Pas op twee derde van het boek komen de eerste Europeanen langs, aanvankelijk als handelspartners en daarna als vijanden tegen wie Afrikanen zich verzetten. Pas in hoofdstuk 14 komt de trans-Atlantische slavenhandel aan bod en daarna de kolonisatie. Ook hier hanteert Badawi consequent het Afrikaanse perspectief, van rebellie tegen slavernij en de onafhankelijkheidsstrijd in de Afrikaanse gekoloniseerde landen, tot en met de afschaffing van de Apartheid.
Orale traditie
Het overgrote deel van de wetenschappers en cultuurkenners die aan het woord komen in het boek is Afrikaans, maar het zijn overwegend mannen. Badawi heeft haar best gedaan het aandeel vrouwelijke wetenschappers op te krikken, vertelt ze. “History is not his story.” Zo spreekt ze met historicus Pamela Khanakwa van de Makerere Universiteit in Uganda over het Buganda-koninkrijk, met de huidige koning-moeder van de Yoruba in Lagos over de rol van vrouwen in het bestuur, en met de voormalige first lady van Ghana en vooraanstaand lid van de koninklijke familie van de Asante, over het belang van de moederlijke bloedlijn bij troonopvolging.
Deel dit
Het beeld dat Afrika de eigen geschiedenis niet vastlegde klopt niet
Daarnaast gebruikt Badawi ook andere bronnen die traditionele westerse historici negeerden. “Het idee dat Afrika de eigen geschiedenis niet vastlegde is een vergissing”, stelt ze. “Het probleem is dat geschiedschrijvers alleen keken naar geschreven bronnen, terwijl in Afrika de orale traditie juist telde.” In het boek omschrijft Badawi dat ze op Ilha de Moçambique, een eiland in de Indische Oceaan voor de kust van het huidige Mozambique, een dansgroep ziet optreden. Acht vrouwelijke dansers en drie mannelijke drummers beelden de komst van de eerste Arabieren uit aan de Afrikaanse oostkust in de zevende eeuw. Een van de vrouwen is gekleed als Arabische handelaar en haalt een zweep over de andere dansers, die vervolgens ter aarde storten. “De collectieve herinnering aan het leed van de Arabische slavenhandel komt tot uiting in deze dans. Hij toont hoezeer de pijn nog leeft. Naast geschreven memoires van tot slaafgemaakten is zo’n dans net zo goed een historische bron.”
Matriarchale systemen
Er wordt eveneens veel aandacht geschonken aan vrouwen die een belangrijke rol speelden in de geschiedenis van Afrika, zoals de zeventiende-eeuwse koningin Nzinga van het gebied dat nu Angola is. Zij bood weerstand tegen de Portugese overheersing. En koning-moeders zoals de moedige Yaa Asantewaa van de Asante aan de kust van hedendaags Ghana, die zich verzette tegen de Britse koloniale macht. En vrouwelijke spirituele leiders, zoals de zeven- tiende-eeuwse Kimpa Vita van het koninkrijk Kongo (een koninkrijk dat tot 1888 bestond en groter was dan het huidige Congo-Kinshasa). Ook benoemt Badawi de matriarchale systemen van verschillende rijken, zoals dat van de Soninke in het westen van de Sahel. “Pas toen de westerse missionarissen aankwamen, zijn Afrikaanse vrouwen het huis in gejaagd. Daarvóór was hun economische en politieke rol veel groter. Op de markt dreven ze zelf handel, onafhankelijk van hun echtgenoten.”

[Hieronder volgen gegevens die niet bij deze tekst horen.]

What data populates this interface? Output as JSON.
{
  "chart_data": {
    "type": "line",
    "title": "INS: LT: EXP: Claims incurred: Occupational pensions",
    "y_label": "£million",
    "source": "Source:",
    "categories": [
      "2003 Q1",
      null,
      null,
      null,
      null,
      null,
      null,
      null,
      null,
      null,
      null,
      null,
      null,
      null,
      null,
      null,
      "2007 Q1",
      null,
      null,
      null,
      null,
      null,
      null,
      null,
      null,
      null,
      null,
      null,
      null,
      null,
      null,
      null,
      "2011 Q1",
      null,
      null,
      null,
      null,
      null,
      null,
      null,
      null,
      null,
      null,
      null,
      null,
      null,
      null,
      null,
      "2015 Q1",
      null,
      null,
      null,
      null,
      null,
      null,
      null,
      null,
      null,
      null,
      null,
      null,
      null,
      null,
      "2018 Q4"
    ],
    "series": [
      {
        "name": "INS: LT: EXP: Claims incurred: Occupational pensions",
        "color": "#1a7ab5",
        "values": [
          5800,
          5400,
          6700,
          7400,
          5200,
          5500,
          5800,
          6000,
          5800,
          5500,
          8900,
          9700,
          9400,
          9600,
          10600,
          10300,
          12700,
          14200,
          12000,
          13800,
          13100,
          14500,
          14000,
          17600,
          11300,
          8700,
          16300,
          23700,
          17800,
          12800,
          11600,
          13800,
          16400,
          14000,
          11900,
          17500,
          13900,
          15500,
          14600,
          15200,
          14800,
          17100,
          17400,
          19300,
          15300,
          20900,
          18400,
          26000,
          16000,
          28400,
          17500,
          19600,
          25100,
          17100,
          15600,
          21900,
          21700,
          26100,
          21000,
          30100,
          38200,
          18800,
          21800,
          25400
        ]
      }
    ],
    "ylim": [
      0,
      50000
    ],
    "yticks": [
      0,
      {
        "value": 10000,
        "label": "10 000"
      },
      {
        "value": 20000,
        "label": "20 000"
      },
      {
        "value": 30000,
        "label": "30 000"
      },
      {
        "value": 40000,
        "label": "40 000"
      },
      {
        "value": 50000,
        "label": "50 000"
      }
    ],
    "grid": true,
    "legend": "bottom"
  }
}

In het nawoord spoort Badawi de lezer aan het Afrikaanse continent niet alleen te bekijken door het vizier van hedendaagse problemen. De historische vogelvlucht van dit boek over de welvarende en machtige Afrikaanse rijken uit het pre-koloniale verleden maakt dat al een stuk makkelijker dan de ouderwetse blik op Afrika als een continent zonder geschiedenis. “Het idee dat Afrikanen van nature minderwaardig zijn, is een makkelijk op te wekken sentiment in het Westen. Het is eeuwenlang ondersteund door pseudowetenschap en eenzijdige geschiedschrijving. Boeken zoals het mijne gaan daar regelrecht tegenin.”
Deel dit
Hadden mijn kinderen dit boek maar in hun jeugd kunnen lezen
Ze put hoop uit de sociaaleconomische vooruitgang in verschillende Afrikaanse landen en uit de jonge bevolking die steeds beter weet wat er gebeurt in de rest van de wereld. Jongeren zijn wat Badawi betreft haar belangrijkste doelgroep. Een Afrikaanse geschiedenis wordt nu al gebruikt op middelbare scholen in Engeland en er is een versie in de maak voor basisschoolkinderen. Daarnaast zijn er vertalingen ophanden in het Duits, Portugees, Italiaans, Arabisch en Chinees. Zelf heeft Badawi twee dochters en twee zonen tussen de 24 en 29 jaar, die het op school moesten doen met de eurocentrische beschrijving van de Afrikaanse geschiedenis. “Ik zou willen dat zij dit boek in hun jeugd te lezen hadden gekregen.”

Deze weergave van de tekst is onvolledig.